Salceda pointed out that they came up with this estimate by assuming new entrants will begin working at 22 years old and retire at the age of 57.

But he said MUP agencies are 'already very happy' with the reforms in their pension system.

In a statement, Salceda noted the reforms instituted in the proposed legislation would 'significantly improve our fiscal position.'

The measure also makes the fiscal risks of the MUP pension system 'very predictable.'

'We satisfied the three guarantees we gave in exchange for the sacrifice MUPs were willing to make for the reform: Guaranteed salary increase, guaranteed pension increase and guaranteed funding sources,' he added.
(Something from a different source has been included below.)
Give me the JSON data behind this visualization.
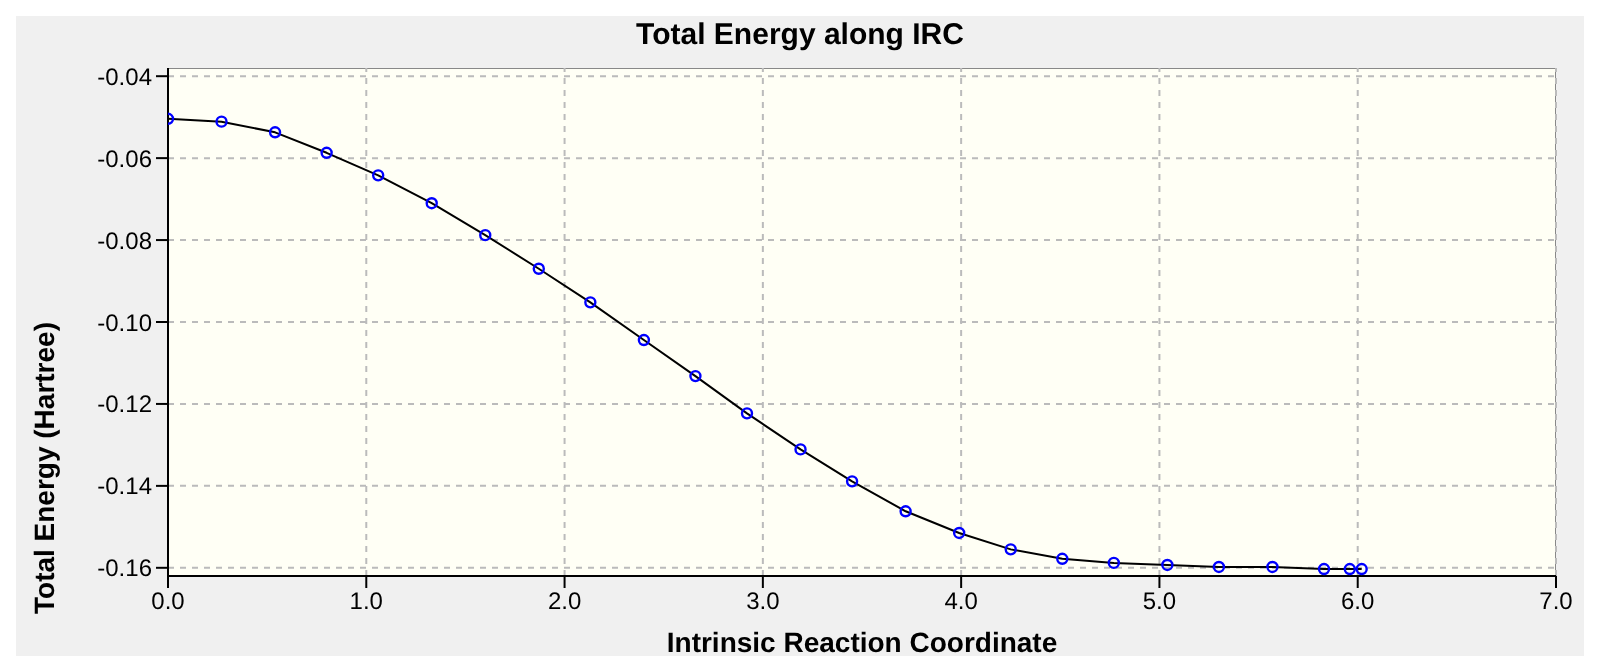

'As I said, this is a social compact, between MUP agencies, the taxpayers as represented by the economic team and the people at large - brokered by Speaker Martin Romualdez on the President's instruction,' he said.

Other provisions

The proposed law sets the mandatory retirement age at 57 years, or upon accumulation of 30 years of active service, or whichever comes later. MUPs may voluntarily retire after 20 years of service.

For key officers, retirement is upon completion of tour of duty or upon relief by the President.
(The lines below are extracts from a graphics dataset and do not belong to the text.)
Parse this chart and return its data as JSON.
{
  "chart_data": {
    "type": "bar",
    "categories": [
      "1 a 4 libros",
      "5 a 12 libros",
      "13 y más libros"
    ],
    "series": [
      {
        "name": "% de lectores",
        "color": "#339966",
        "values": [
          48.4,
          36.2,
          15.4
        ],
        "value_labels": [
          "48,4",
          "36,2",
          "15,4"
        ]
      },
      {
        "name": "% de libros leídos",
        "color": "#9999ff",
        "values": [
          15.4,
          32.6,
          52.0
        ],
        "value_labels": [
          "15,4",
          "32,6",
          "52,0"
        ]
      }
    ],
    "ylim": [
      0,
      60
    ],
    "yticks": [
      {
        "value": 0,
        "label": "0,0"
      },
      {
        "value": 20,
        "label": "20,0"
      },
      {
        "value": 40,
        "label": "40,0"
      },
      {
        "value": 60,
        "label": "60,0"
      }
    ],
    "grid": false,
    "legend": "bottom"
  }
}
For new entrants, or those who entered or re-entered the service after the enactment of the proposed MUP pension law, retirement pay will be 50 percent of their base pay plus longevity pay in case of 20 years of service, increasing by 2.5 percent for every year of service beyond 20 years to a maximum of 90 percent for 36 years of service and over.

The pension of retired MUP and survivorship pension of qualified survivors shall be automatically indexed at a rate not exceeding 100 percent of the increase in the base pay of active MUP holding the same rank during the same year.
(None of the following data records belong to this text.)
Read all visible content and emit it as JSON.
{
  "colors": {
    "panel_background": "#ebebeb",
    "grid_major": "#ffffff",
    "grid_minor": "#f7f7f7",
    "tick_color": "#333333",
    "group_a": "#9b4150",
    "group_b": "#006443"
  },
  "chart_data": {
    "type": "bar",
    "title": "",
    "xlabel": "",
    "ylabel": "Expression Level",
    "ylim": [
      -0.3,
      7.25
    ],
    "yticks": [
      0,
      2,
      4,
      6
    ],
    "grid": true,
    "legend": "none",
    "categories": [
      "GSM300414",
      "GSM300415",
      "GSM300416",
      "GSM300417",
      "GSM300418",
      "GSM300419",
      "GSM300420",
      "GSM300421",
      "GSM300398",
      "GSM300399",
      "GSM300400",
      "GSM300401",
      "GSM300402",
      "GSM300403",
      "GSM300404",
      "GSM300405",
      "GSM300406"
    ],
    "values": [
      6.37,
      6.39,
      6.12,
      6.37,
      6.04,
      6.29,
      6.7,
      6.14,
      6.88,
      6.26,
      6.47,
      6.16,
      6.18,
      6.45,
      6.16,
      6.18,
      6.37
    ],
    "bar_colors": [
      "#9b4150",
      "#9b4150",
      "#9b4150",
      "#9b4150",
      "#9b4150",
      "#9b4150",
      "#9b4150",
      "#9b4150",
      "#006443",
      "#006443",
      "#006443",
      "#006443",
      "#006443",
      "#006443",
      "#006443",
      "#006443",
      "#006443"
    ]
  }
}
The measure also creates two MUP trust funds, one for the Armed Forces of the Philippines and another for uniformed personnel services.

Kabataan party-list Rep. Raoul Manuel voted 'no' to HB 8969, underscoring that only around 25 House members were physically present at the session hall during the voting.

Manuel also questioned the three percent annual pay hike of MUPs for the first 10 years after the bill's enactment, citing the dismal salaries of teachers.

'In exempting active MUPs from contributing to the pension funds, it will become too burdensome for the government before the trust fund becomes self-sustaining. This is why this representation votes NO to House Bill 8969,' he maintained.

Not sustainable

Albay Rep. Edcel Lagman said he also voted no to House Bill No. 8969, saying it 'will not be sustainable in the long run.'

'Only countries with super economies like the United States, Great Britain and Canada, all G7 countries and China, the second largest economy in the world today, have MUP pension systems fully subsidized by the State,' he pointed out. The Philippines 'is not in the league of these countries,' he added.

'Even G7 countries like France and Italy impose contribution from MUP in their pension plans,' he stressed.

The lawmaker also said that 'upper middle income countries like Malaysia and Thailand, and our fellow lower middle income countries like Indonesia and Vietnam, which have even better economies than the Philippines, impose mandatory contributions from the prospective pensioners in their respective military and uniformed personnel.'

He underscored that even during the martial law regime when MUPs had 'ascendancy,' the military and uniformed personnel were required to contribute to their respective pension plans.

For Lagman, it is 'not a valid reason' to exempt MUP members from contribution because they could die in line of duty.

He maintained that more employees in the civilian service and the private sector also die of work-related causes.